There are Turkish troops in Iraq doing that already since the first Gulf war. No US is not bombing PKK bases. It's just trying to prevent the arrival of more Turkish troops to the region! Not that US supports PKK, but it does not want to make Kurds upset either.  
 
quote:
"Kursad; do most Turks consider Kurds to be essentially the same thing as PKK?"
 
 
Of course not.  
 
[QUOTE]Or can the Turkish imagine Iraqi Kurds governing themselves democratically and abstaining from terrorism and basically getting along with their neighbors without the threat of Saddam hanging over their heads?  
[/QUOTE]  
Actually Barzani had helped our fight with PKK. We had pretty good relations with him until the US-Iraq war. This has changed because for some reason some deep thinker in the army think that an independent Kurdish state will be a threat to Turkey. Probably by causing the Kurds of Turkey to want to separate from Turkey to join Kurdistan. I have never understood that fully, and this approach must be questioned. But the problem is that the military has always had influence on Turkish politics, so governments change, "state" policies dont.

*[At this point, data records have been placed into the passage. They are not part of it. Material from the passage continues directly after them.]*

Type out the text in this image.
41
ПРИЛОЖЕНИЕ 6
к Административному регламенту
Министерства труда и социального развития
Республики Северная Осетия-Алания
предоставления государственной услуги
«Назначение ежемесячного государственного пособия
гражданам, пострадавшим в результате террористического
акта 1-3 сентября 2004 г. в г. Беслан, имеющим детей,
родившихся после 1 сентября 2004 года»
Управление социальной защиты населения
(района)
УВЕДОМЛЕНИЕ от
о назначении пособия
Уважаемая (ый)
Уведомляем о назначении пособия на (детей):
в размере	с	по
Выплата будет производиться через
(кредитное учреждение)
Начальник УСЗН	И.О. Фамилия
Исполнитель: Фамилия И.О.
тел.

So seems like the ones who question these policies are journalists only, but the military will need to question it too, because since the Turkish parliament rejected the deployment of US troops to N.Iraq, now US will not be happy with 40K Turkish troops in N.Iraq, which in turn means that, a preemptive temporary invasion of N.Iraq to prevent an independent Kurdistan from formation will not be possible. Not that US wants to do so, but it's a problem of lack of confidence. This in turn means that the military will need to develop better policies. Perhaps more cooperative ones. Heck, perhaps they can even decide to build Kurdistan as an ally!